Aerobase cluster nodes are allowed to boot concurrently. When Aerobase server instance boots up it may do some database migration, importing, or first time initializations. A DB lock is used to prevent start actions from conflicting with one another when cluster nodes boot up concurrently.

By default, the maximum timeout for this lock is 900 seconds. If a node is waiting on this lock for more than the timeout it will fail to boot. Typically you won’t need to increase/decrease the default value, but just in case it’s possible to configure it in /etc/aerobase/aerobase.rb

There are multiple different caches configured for Aerobase. There is a realm cache that holds information about secured applications, general security data, and configuration options. There is also a user cache that contains user metadata. Both caches default to a maximum of 10000 entries and use a least recently used eviction strategy. Each of them is also tied to an object revisions cache that controls eviction in a clustered setup. This cache is created implicitly and has twice the configured size. The same applies for the authorization cache, which holds the authorization data. The keys cache holds data about external keys and does not need to have dedicated revisions cache. Rather it has expiration explicitly declared on it, so the keys are periodically expired and forced to be periodically downloaded from external clients or identity providers.

The eviction policy and max entries for these caches can be configured in the /etc/aerobase/aerobase.rb.

In addition, there are also separate caches sessions, clientSessions, offlineSessions, offlineClientSessions, loginFailures and actionTokens. These caches are distributed in cluster environment and they are unbounded in size by default. If they are bounded, it would then be possible that some sessions will be lost. Expired sessions are cleared internally by Aerobase itself to avoid growing the size of these caches without limit. If you see memory issues due to a large number of sessions, you can try to:

There is an additional replicated cache, work, which is mostly used to send messages among cluster nodes; it is also unbounded by default. However, this cache should not cause any memory issues as entries in this cache are very short-lived.

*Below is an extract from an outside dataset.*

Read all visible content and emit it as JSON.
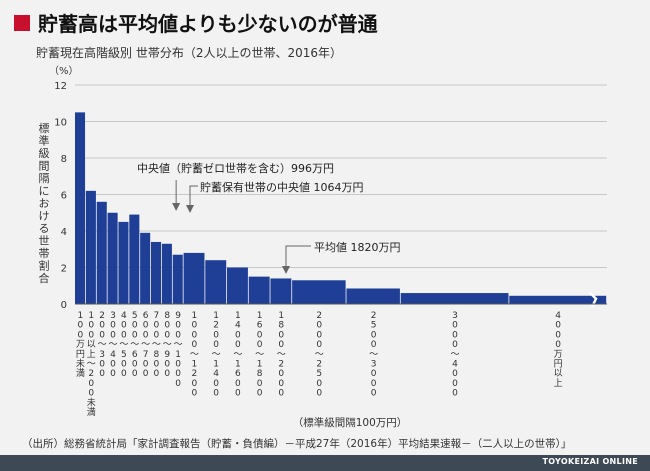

There are caches like sessions, authenticationSessions, offlineSessions, loginFailures and a few others (See Eviction and Expiration for more details), which are configured as distributed caches when using a clustered setup. Entries are not replicated to every single node, but instead one or more nodes is chosen as an owner of that data. If a node is not the owner of a specific cache entry it queries the cluster to obtain it. What this means for failover is that if all the nodes that own a piece of data go down, that data is lost forever. By default, Aerobase only specifies one owner for data. So if that one node goes down that data is lost. This usually means that users will be logged out and will have to login again.

You can change the number of nodes that replicate a piece of data by change the cache_owners attribute in the /etc/aerobase/aerobase.rb declaration.

Here we’ve changed it so at least two nodes will replicate one specific user login session.

To clear the realm or user cache, go to the Aerobase admin console Realm Settings→Cache Config page. On this page you can clear the realm cache, the user cache or cache of external public keys.